Bisnis.com, PALEMBANG - Bank Indonesia Wilayah VII Palembang akan fokus menekan rasio kredit bermasalah di Sumsel yang masih berkisar 3% dan tidak mengejar pertumbuhan penyaluran kredit yang tinggi pada tahun ini.
Peneliti Ekonomi Bank Indonesia Kanwil VII Palembang Sudarta mengatakan pihaknya tidak mematok target pertumbuhan kredit hingga akhir 2013. "Sekarang bagaimana caranya menjaga agar kredit yang disalurkan perbankan itu dapat berkualitas dan bagus,"katanya, Rabu (9/10/2013).
Dia mengatakan rasio kredit bermasalah (non performing loan/NPL) perbankan di Sumsel mencapai 3,59% per Juli 2013. Rasio tersebut naik jika dibandingkan periode yang sama tahun sebelumnya sebesar 3,16%. "Sebisa mungkin akan kami kecilkan rasio itu. Akan tetapi angka itu masih di bawah ambang batas yang ditetapkan BI,"ujarnya.
Menurut dia, pemicu masih tingginya NPL tersebut adalah perlambatan kinerja ekspor untuk komoditas andalan Sumsel, seperti karet dan sawit di sektor pertanian dan batu bara di sektor tambang. Sektor ekonomi itu merupakan andalan perbankan di Sumsel untuk penyaluran kredit.
Dia mengatakan pihaknya berupaya menekan angka rasio NPL dengan menerapkan dan mendukung kebijakan yang dibuat oleh BI pusat, seperti pengendalian loan to value (LTV) untuk membatasi ekspansi di kredit properti. "Harapan dari kebijakan itu kan ketika diterapkan maka bank dapat lebih selektif dan berhati-hati sehingga bisa mengurangi rasio NPL,"paparnya.
BI Palembang juga berupaya mengoptimalkan pengawasan untuk melihat sejauh mana tingkat kepatuhan perbankan Sumsel terhadap ketentuan yang telah dibuat bank sentral.

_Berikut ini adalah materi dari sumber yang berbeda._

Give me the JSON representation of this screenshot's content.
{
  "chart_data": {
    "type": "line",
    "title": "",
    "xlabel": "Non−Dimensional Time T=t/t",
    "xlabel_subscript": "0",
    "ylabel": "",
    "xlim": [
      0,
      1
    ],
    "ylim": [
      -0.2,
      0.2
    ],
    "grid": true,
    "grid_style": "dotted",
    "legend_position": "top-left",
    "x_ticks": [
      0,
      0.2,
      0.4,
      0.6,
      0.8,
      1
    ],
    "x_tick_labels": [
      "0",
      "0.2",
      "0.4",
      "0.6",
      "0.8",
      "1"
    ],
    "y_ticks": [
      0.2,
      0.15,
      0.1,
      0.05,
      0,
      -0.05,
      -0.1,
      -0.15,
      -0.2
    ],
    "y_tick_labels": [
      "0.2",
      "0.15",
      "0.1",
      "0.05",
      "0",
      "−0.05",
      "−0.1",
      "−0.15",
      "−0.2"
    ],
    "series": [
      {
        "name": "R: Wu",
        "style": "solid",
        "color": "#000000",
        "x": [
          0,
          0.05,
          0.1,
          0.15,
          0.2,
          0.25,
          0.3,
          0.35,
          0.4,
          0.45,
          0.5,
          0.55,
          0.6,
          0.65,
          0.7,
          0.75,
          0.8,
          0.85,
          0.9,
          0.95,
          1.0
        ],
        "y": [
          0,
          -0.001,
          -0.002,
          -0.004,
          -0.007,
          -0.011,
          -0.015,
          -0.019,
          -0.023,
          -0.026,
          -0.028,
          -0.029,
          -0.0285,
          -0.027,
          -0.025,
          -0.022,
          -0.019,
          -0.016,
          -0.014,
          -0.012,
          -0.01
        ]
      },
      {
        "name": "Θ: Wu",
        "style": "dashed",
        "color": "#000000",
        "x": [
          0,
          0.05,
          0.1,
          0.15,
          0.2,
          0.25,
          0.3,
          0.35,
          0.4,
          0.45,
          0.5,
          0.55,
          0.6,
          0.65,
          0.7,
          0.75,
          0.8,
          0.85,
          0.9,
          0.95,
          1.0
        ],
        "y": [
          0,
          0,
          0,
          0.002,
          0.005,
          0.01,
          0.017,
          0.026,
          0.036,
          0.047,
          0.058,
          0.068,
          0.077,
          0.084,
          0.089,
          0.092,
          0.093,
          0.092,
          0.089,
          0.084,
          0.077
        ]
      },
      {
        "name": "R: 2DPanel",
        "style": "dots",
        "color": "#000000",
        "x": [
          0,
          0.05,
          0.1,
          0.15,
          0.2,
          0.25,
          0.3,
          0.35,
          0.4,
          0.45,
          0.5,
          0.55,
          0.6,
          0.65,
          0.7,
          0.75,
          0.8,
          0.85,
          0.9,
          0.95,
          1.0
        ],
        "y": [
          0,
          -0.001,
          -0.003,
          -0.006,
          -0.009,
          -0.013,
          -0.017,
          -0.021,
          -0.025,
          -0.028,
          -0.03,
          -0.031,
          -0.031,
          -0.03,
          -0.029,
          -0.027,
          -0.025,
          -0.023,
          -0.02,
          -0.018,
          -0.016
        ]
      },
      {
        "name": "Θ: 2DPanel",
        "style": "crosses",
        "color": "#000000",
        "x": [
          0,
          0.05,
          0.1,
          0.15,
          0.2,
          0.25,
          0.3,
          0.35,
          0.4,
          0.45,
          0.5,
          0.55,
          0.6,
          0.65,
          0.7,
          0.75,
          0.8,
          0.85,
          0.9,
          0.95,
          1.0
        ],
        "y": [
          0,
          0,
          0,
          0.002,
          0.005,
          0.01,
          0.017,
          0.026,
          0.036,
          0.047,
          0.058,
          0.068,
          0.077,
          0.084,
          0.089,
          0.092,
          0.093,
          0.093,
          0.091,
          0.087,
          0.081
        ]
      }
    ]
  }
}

Adapun kredit yang telah disalurkan mencapai Rp51,03 triliun per Juli 2013 atau tumbuh 21,41% dibanding periode yang sama tahun sebelumnya sebesar Rp42,42 triliun.
Penyaluran kredit untuk sektor pertanian, termasuk perkebunan, tergolong tinggi sebesar Rp8,8 triliun. Selain sektor itu, perbankan di Sumsel juga banyak menyalurkan dananya ke sektor perdagangan yang mencapai Rp11,51 triliun dan sektor industri pengolahan sebesar Rp3,2 triliun.
Sementara untuk dana pihak ketiga, BI mencatat terjadi penurunan kinerja penghimpunan dana mahal dari perbankan pada periode Juli 2013 yang sebesar Rp20,31 triliun dari sebelumnya Rp21,48 triliun.
"Penurunan ini dapat disebabkan nasabahnya yang memang butuh melakukan penarikan dana untuk keperluannya atau untuk beralih ke investasi lain yang memberi keuntungan menarik, seperti emas,"katanya.
Hal berbeda terjadi pada penghimpunan dana murah yang menunjukkan pertumbuhan positif di mana tercatat Rp23,60 triliun atau naik 9,37% dibanding periode yang sama tahun lalu sebesar Rp21,58 triliun.